I read two novels by Virginia Woolf this weekend. The first, The Waves, is a dense little bugger - one I didn't think I could make my way through until at some moment her prose cracked and out shone a series of startling, vibrant soliloquies. About 30 pages in, one of her characters has a monologue about how exactly she plans to spend her first day of summer, and it reminds me of how, as a kid, I would keep a tally of the number of days until summer and write it on the class board every morning before first period. This says it even better:

"'I have torn off the whole of May and June,' said Susan, 'and twenty days of July. I have torn them off and screwed them up so they no longer exist, save as a weight in my side. They have been crippled days, like moths with shrivelled wings unable to fly. There are only eight days left. In eight days' time I shall get out of the train and stand on the platform at six twenty-five. Then my freedom will unfurl, and all these restrictions that wrinkle and shrivel--hours and order and discipline, and being here and there exactly at the right moment--will crack asunder. Out the day will spring, as I open the carriage-door and see my father in his old hat and gaiters. I shall tremble. I shall burst into tears. Then next morning I shall get up at dawn. I shall let myself out by the kitchen door. I shall walk on the moor. The great horses of phantom riders will thunder behind me and stop suddenly. I shall see the swallow skim the grass. I shall throw myself on a bank by the river and watch the fish slip in and out among the reeds. The palms of my hands will be printed with pine-needles. I shall there unfold and take out whatever it is I have made here; something hard. For something has grown in me here, through the winters and summers, on staircases, in bedrooms.'"

--The Waves, pg. 32-33

In related news: Four more weeks of work, one more paper, and then Ryan and I are embarking on our second cross-country trip. Destination: Calgary.

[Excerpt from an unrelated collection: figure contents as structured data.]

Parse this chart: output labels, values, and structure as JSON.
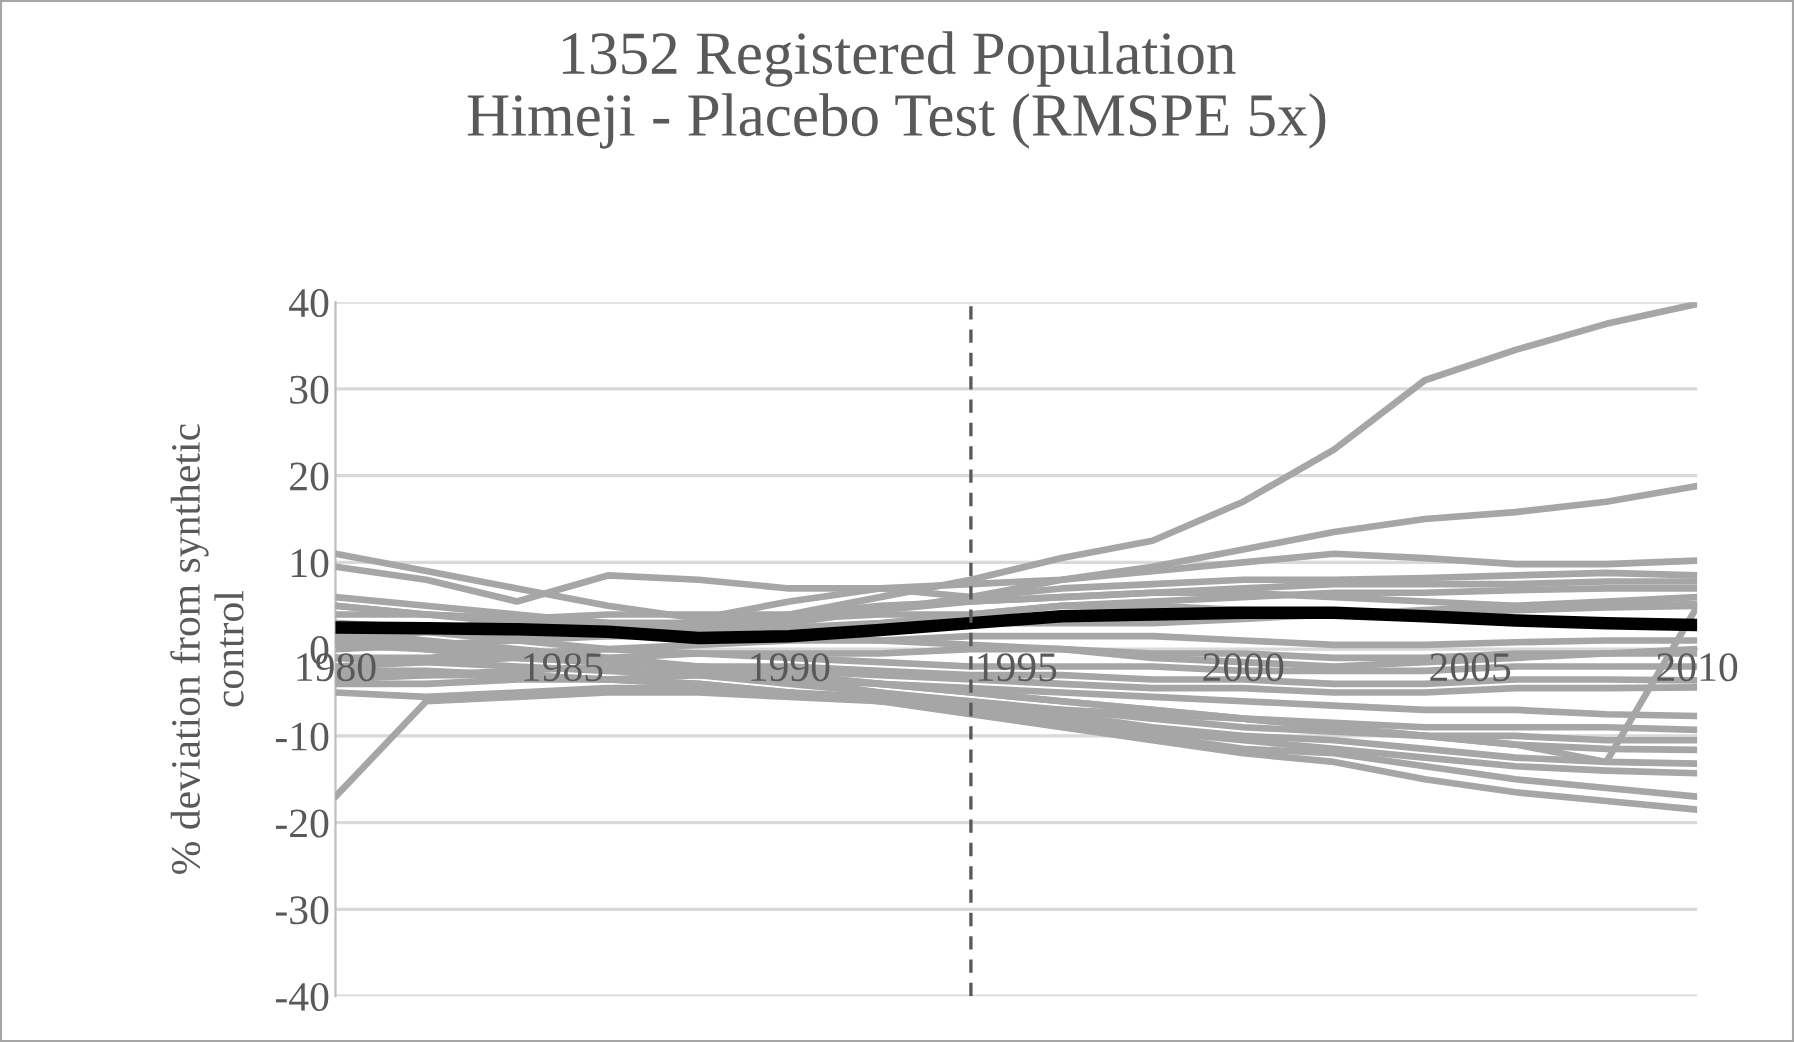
{
  "chart_data": {
    "type": "line",
    "title": "1352 Registered Population\nHimeji - Placebo Test (RMSPE 5x)",
    "ylabel": "% deviation from synthetic\ncontrol",
    "x": [
      1980,
      1982,
      1984,
      1986,
      1988,
      1990,
      1992,
      1994,
      1996,
      1998,
      2000,
      2002,
      2004,
      2006,
      2008,
      2010
    ],
    "xlim": [
      1980,
      2010
    ],
    "xticks": [
      1980,
      1985,
      1990,
      1995,
      2000,
      2005,
      2010
    ],
    "ylim": [
      -40,
      40
    ],
    "yticks": [
      -40,
      -30,
      -20,
      -10,
      0,
      10,
      20,
      30,
      40
    ],
    "grid": "y",
    "legend": false,
    "marker": "none",
    "line_style": "solid",
    "ref_lines": [
      {
        "axis": "x",
        "value": 1994,
        "label": null,
        "color": "#595959",
        "line_style": "dashed"
      }
    ],
    "series": [
      {
        "color": "#a6a6a6",
        "values": [
          5,
          4,
          3.5,
          3,
          2.5,
          4,
          6,
          8,
          10.5,
          12.5,
          17,
          23,
          31,
          34.5,
          37.5,
          39.8
        ]
      },
      {
        "color": "#a6a6a6",
        "values": [
          3,
          2.5,
          2,
          2,
          2,
          3,
          4.5,
          6,
          8,
          9.5,
          11.5,
          13.5,
          15,
          15.8,
          17,
          18.8
        ]
      },
      {
        "color": "#a6a6a6",
        "values": [
          11,
          9,
          7,
          5,
          3.5,
          5.5,
          7,
          7.5,
          8,
          9,
          10,
          11,
          10.5,
          9.8,
          9.8,
          10.2
        ]
      },
      {
        "color": "#a6a6a6",
        "values": [
          9.5,
          8,
          5.5,
          8.5,
          8,
          7,
          7,
          6,
          7,
          7.5,
          8,
          8,
          8.2,
          8.5,
          8.8,
          8.5
        ]
      },
      {
        "color": "#a6a6a6",
        "values": [
          6,
          5,
          4,
          3,
          3,
          4,
          5,
          5.5,
          6,
          6.5,
          7,
          7.5,
          7.5,
          7.5,
          7.8,
          7.8
        ]
      },
      {
        "color": "#a6a6a6",
        "values": [
          4,
          4,
          3.5,
          3,
          3,
          3.5,
          4,
          4,
          5,
          5.5,
          6,
          6.5,
          6.5,
          6.8,
          7,
          7
        ]
      },
      {
        "color": "#a6a6a6",
        "values": [
          2,
          2,
          1.5,
          1.5,
          2,
          2.5,
          3,
          4,
          5,
          5,
          4.5,
          4,
          4.5,
          5,
          5.5,
          6
        ]
      },
      {
        "color": "#a6a6a6",
        "values": [
          0,
          0.5,
          1,
          1.5,
          1.5,
          2,
          2.5,
          3,
          3,
          3,
          3.5,
          4,
          4,
          4.5,
          4.8,
          5
        ]
      },
      {
        "color": "#a6a6a6",
        "values": [
          1,
          0,
          -1,
          -1.5,
          -2,
          -3,
          -4,
          -5,
          -6,
          -7,
          -8,
          -9,
          -10,
          -11,
          -13,
          4.9
        ]
      },
      {
        "color": "#a6a6a6",
        "values": [
          -1,
          -1,
          -0.5,
          0,
          0.5,
          1,
          1,
          1.5,
          1.5,
          1.5,
          1,
          0.5,
          0.5,
          0.8,
          1,
          1
        ]
      },
      {
        "color": "#a6a6a6",
        "values": [
          -2,
          -1.5,
          -1,
          -1,
          -0.5,
          -0.5,
          -0.5,
          0,
          0,
          -0.5,
          -0.5,
          -1,
          -1,
          -0.5,
          -0.5,
          -0.5
        ]
      },
      {
        "color": "#a6a6a6",
        "values": [
          3,
          2,
          1,
          0,
          -0.5,
          -1,
          -1.5,
          -2,
          -2,
          -2,
          -2.5,
          -2.5,
          -2.5,
          -2,
          -2,
          -2
        ]
      },
      {
        "color": "#a6a6a6",
        "values": [
          -3,
          -3,
          -2.5,
          -2,
          -2,
          -2,
          -2.5,
          -3,
          -3,
          -3.5,
          -3.5,
          -4,
          -4,
          -3.5,
          -3.5,
          -3.6
        ]
      },
      {
        "color": "#a6a6a6",
        "values": [
          0.5,
          0,
          -1,
          -1.5,
          -2,
          -2.5,
          -3,
          -3.5,
          -4,
          -4.5,
          -4.5,
          -5,
          -5,
          -4.5,
          -4.5,
          -4.4
        ]
      },
      {
        "color": "#a6a6a6",
        "values": [
          -4,
          -4,
          -3.5,
          -3.5,
          -3,
          -3.5,
          -4,
          -4.5,
          -5,
          -5.5,
          -6,
          -6.5,
          -7,
          -7,
          -7.5,
          -7.7
        ]
      },
      {
        "color": "#a6a6a6",
        "values": [
          -5,
          -5.5,
          -5,
          -4.5,
          -4.5,
          -5,
          -5.5,
          -6,
          -7,
          -7.5,
          -8,
          -8.5,
          -9,
          -9,
          -9,
          -9.3
        ]
      },
      {
        "color": "#a6a6a6",
        "values": [
          -17,
          -6,
          -5.5,
          -5,
          -5,
          -5.5,
          -6,
          -6.5,
          -7,
          -8,
          -9,
          -9.5,
          -10,
          -10,
          -10.5,
          -10.5
        ]
      },
      {
        "color": "#a6a6a6",
        "values": [
          2,
          1,
          0,
          -1,
          -2,
          -3,
          -4,
          -5,
          -6,
          -7,
          -8,
          -9,
          -10,
          -11,
          -11.5,
          -11.6
        ]
      },
      {
        "color": "#a6a6a6",
        "values": [
          -1,
          -1.5,
          -2,
          -2.5,
          -3,
          -4,
          -5,
          -6,
          -7.5,
          -9,
          -10,
          -10.5,
          -11.5,
          -12.5,
          -13,
          -13.2
        ]
      },
      {
        "color": "#a6a6a6",
        "values": [
          1.5,
          0.5,
          -0.5,
          -1.5,
          -2.5,
          -3.5,
          -5,
          -6.5,
          -8,
          -9.5,
          -10.5,
          -11.5,
          -12.5,
          -13.5,
          -14,
          -14.3
        ]
      },
      {
        "color": "#a6a6a6",
        "values": [
          -3.5,
          -3,
          -3,
          -3.5,
          -4,
          -5,
          -6,
          -7,
          -8.5,
          -10,
          -11.5,
          -12,
          -13.5,
          -15,
          -16,
          -17
        ]
      },
      {
        "color": "#a6a6a6",
        "values": [
          -2.5,
          -2.5,
          -3,
          -3.5,
          -4,
          -5,
          -6,
          -7.5,
          -9,
          -10.5,
          -12,
          -13,
          -15,
          -16.5,
          -17.5,
          -18.5
        ]
      },
      {
        "color": "#a6a6a6",
        "values": [
          5,
          4,
          3,
          2.5,
          2,
          1.5,
          1,
          0.5,
          0,
          -1,
          -1.5,
          -2,
          -1.5,
          -1,
          -0.5,
          0
        ]
      },
      {
        "color": "#a6a6a6",
        "values": [
          1,
          2,
          3.5,
          4,
          4,
          4,
          4.5,
          5.5,
          6,
          6.5,
          6.5,
          6,
          5.5,
          5,
          5,
          5.2
        ]
      },
      {
        "color": "#000000",
        "values": [
          2.5,
          2.4,
          2.3,
          2.0,
          1.3,
          1.5,
          2.2,
          3,
          3.8,
          4,
          4.2,
          4.2,
          3.8,
          3.3,
          3,
          2.8
        ]
      }
    ]
  }
}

We shall let ourselves out into the summer air. We shall tremble. We shall burst into song...

Monday, May 9, 2011

One hundred word story #19



Danny never really tried at anything. He'd open his palms to the sky and let experiences rain down on him, wander through the streets following the whims of his stomach, take buses til the end of the line. One day on his travels he caught the tail of a paper airplane. “Follow me,” it read, and listed an address. It was further than he thought – beyond the city’s square, past the bus depot. Finally the numbers stopped. Danny waited. He got hungry. Buses passed. He closed his eyes, opened his palms. Nothing. He unfurled the airplane. “Gullible sonofabitch,” it read.

Tuesday, May 3, 2011

Sky dancers



These amazing dancers are members of Cielo Vertical Arts, a troop lead by Heather Baer of Oakland. I saw them perform off the top of the Natsoulas Gallery in Davis last Friday night in honor of the California Conference for the Advancement of Ceramic Art. I don't know what is more amazing: the fact that these men and women performed modern art while dangling off the side of a four-story building, or the fact that my friend Charlie Schneider, internationally renowned artist and sculptor, spent the better part of last week rigged up to the very same building. He painted the sides of the building with a clay slip in a bold rectangular design, one that will eventually fade in the rain. No biggie, right?

All of it -- the paint, the sculpture, the mid-air modern dance -- was exactly the kind of creative hub that carries heat. These are things that make people stop what they're doing and really look at the world around them.

And yes, Charlie, no matter how much you protest, I think "internationally renowned artist" has a bit of a ring to it.